Inland for a bit, then back to the riverside down a muddy path passable only by stepping gingerly on carefully-spaced blocks. This must be the bleakest that the Capital Ring gets, not helped by being directly beneath the City Airport flight path. And then there's a forgotten-looking second lock, this time for boats exiting the King George V Dock. Steps... narrow passageway... curvy lock gates... narrow passageway... steps - wheelchair users have no chance of managing this adventurous stretch (and sorry, but I'm secretly very glad). [photo]
Almost instantaneously, the outlook completely changes. The Thames Path enters the Gallions Reach estate - a private estate, so they delight in reminding you, please keep to the path, please keep your dog on a leash. A few fortunate flat owners have balconies with views across to Woolwich [photo], although at this time of year they're crammed with bikes and and hibernating barbecues. It's all a little sterile, apart from a set of concrete steps up and over the river wall (warning, this is not part of the estate, it might be dangerous, please don't sue us) where you can run amok on a thin strip of estuary-side grass. The official exit is through a push-button gate (the only such restriction on the Ring, I believe, but the owners here never wanted ramblers intruding in the first place).
Suddenly the Woolwich Ferry comes into view, and the end of the walk is in sight. The last half mile runs along the elevated edge of Royal Victoria Gardens, which is fairly lovely, to Pier Road, which isn't. A liminal landscape of concrete and railings, topped off by a part burnt-out pier[photo], plus the Old North Woolwich station, recently the Great Eastern Railway Museum, stood empty and boarded up [photo]. Circuit complete... almost, but not quite.
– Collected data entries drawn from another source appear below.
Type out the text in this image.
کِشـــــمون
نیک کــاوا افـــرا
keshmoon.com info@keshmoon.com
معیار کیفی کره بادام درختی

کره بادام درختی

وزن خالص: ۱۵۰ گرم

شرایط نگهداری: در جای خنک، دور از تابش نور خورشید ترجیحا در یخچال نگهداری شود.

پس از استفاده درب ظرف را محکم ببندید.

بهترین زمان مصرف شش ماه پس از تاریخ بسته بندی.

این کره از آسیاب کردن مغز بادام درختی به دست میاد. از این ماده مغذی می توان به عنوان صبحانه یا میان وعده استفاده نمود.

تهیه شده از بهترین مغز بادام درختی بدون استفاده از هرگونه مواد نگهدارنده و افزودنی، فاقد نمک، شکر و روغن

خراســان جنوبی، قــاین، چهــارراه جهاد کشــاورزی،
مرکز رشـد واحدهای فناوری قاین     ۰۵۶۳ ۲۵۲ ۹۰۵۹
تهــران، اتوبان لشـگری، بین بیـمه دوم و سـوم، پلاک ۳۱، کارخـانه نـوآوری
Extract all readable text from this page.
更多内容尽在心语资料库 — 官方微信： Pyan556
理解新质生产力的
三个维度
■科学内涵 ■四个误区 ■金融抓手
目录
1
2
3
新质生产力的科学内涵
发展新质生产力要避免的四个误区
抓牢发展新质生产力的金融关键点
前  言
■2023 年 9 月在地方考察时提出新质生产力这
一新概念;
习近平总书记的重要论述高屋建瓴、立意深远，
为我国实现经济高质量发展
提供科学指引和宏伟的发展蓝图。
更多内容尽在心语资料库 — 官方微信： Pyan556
When I set out on the Capital Ring last January, the Woolwich Foot Tunnel was closed. Not a problem, I thought, it's scheduled to reopen by March so I can walk through it on the way back. But no, alas, it's still closed. The hoardings are still up, if anything hoardingier than before, because it takes a lot longer to upgrade a 99-year-old foot tunnel than Greenwich council intended. "Additional unplanned repairs at Woolwich make it impossible for the lifts to be used by the public while the stairs are being renewed," they say. It's all a subterranean disconnected mess, to be honest, and will be for several more months to come. So, rather than completing the last link on the Capital Ring on foot, I had to take the ferry. [photo]
It can be a long wait for the Woolwich Ferry, and indeed it was, lined up in the shambling impoverished queue, waiting for the Ernest Bevin to return. Eventually the ramp lowered and we shuffled aboard, down to the warren of tunnels and waiting rooms beneath the vehicle deck. It's no cablecar, this transport of the masses, but it has utilitarian character, and long may she sail. And then I was back on the south bank of the Thames, with one last ever-so-brief stroll to go. If there's a less celebratory spot in London than the miserable service road round the rear of the leisure pool by boarded-up the foot tunnel entrance, I must have missed it [photo]. But 78 miles on, I was finally back where I'd started in the New Year, the capital ringed.